On August 24, a white supremacist Telegram channel encouraged violence against law enforcement officers. The channel claimed that violence is justified due to “anti-white” laws. Photos of wounded police officers accompanied the post. The channel has over 3,000 subscribers and features content from several propagandists. The message was viewed over 1,400 times three days later and reposted by at least four additional accounts.

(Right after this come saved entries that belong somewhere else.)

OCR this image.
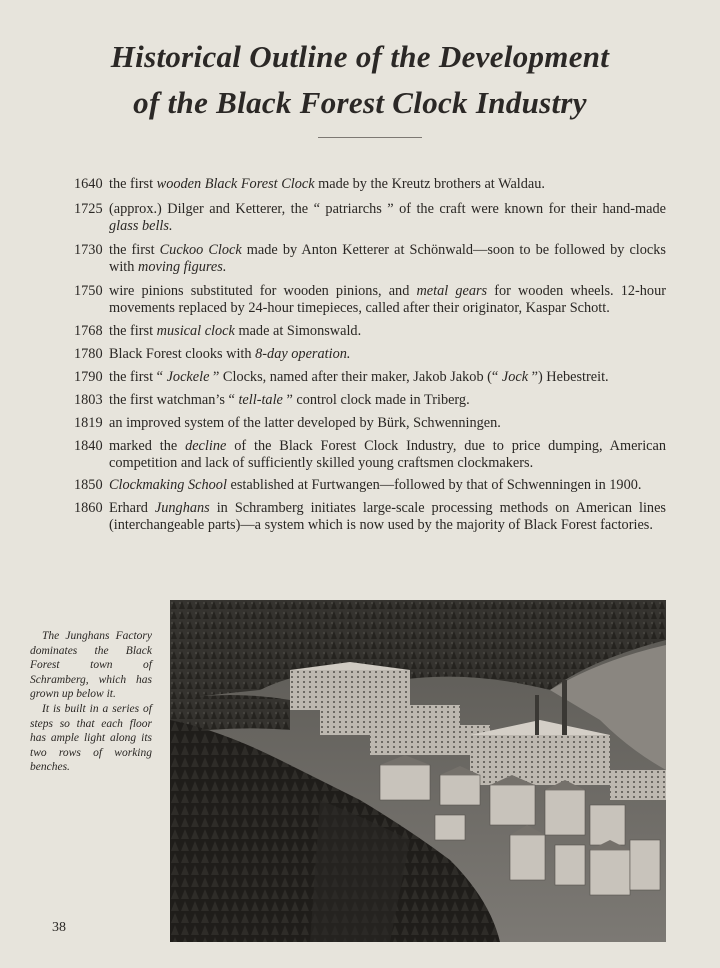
Historical Outline of the Development
of the Black Forest Clock Industry
1640 the first wooden Black Forest Clock made by the Kreutz brothers at Waldau.
1725 (approx.) Dilger and Ketterer, the “ patriarchs ” of the craft were known for their hand-made glass bells.
1730 the first Cuckoo Clock made by Anton Ketterer at Schönwald—soon to be followed by clocks with moving figures.
1750 wire pinions substituted for wooden pinions, and metal gears for wooden wheels. 12-hour movements replaced by 24-hour timepieces, called after their originator, Kaspar Schott.
1768 the first musical clock made at Simonswald.
1780 Black Forest clooks with 8-day operation.
1790 the first “ Jockele ” Clocks, named after their maker, Jakob Jakob (“ Jock ”) Hebestreit.
1803 the first watchman’s “ tell-tale ” control clock made in Triberg.
1819 an improved system of the latter developed by Bürk, Schwenningen.
1840 marked the decline of the Black Forest Clock Industry, due to price dumping, American competition and lack of sufficiently skilled young craftsmen clockmakers.
1850 Clockmaking School established at Furtwangen—followed by that of Schwenningen in 1900.
1860 Erhard Junghans in Schramberg initiates large-scale processing methods on American lines (interchangeable parts)—a system which is now used by the majority of Black Forest factories.

The Junghans Factory dominates the Black Forest town of Schramberg, which has grown up below it.

It is built in a series of steps so that each floor has ample light along its two rows of working benches.

38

Extremist Content Located On Soundcloud

Between August 22 and August 28, CEP researchers located numerous pieces of extremist content on Soundcloud, including a narrated version of the Christchurch terrorist’s manifesto, music glorifying the neo-Nazi terror group Combat 18, and lectures by Anwar al-Awlaki. At least one al-Awlaki lecture on the platform directly endorsed violence. Soundcloud’s Terms of Use forbid content that “promotes or incites violence, terrorism, illegal acts, or hatred on the grounds of race, ethnicity, cultural identity, religious belief, disability, gender, identity or sexual orientation.”

Extreme Right Prisoner Support Group Requests Material To Radicalize Prisoners

On August 25, a white supremacist extreme right-wing prisoner support group requested that individuals send articles to incarcerated individuals to help them radicalize other inmates. The group, founded in December 2019, seeks to provide money, books, and letters to numerous white supremacists in prison, including mass shooters such as Dylann Roof, Robert Bowers, and Patrick Crusius, and alleged members of groups such as the Atomwaffen Division and The Base. The organization publishes letters sent by white supremacist inmates and maintains a Telegram channel, Gab account, and a website that uses Cloudflare as its name server.

White Supremacists Celebrate Christchurch Terrorist Leading Up To, And On Day Of Sentencing

White supremacists on Telegram and 8chan successor imageboards celebrated the Christchurch terrorist, Brenton Tarrant, in the lead up to, and on the day of his sentencing. Tarrant was sentenced to life in prison without the possibility of parole for the crimes of terrorism, murdering 51 people, and the attempted murder of 40 people. On Telegram, white supremacists posted the attacker's video, audiobooks of the attacker’s manifesto, and propaganda glorifying the attacker and urging additional violence. Users of several 8chan successor imageboards, including the main 8chan successor board linked to 8chan’s owner, posted video from the attack and praised the attacker.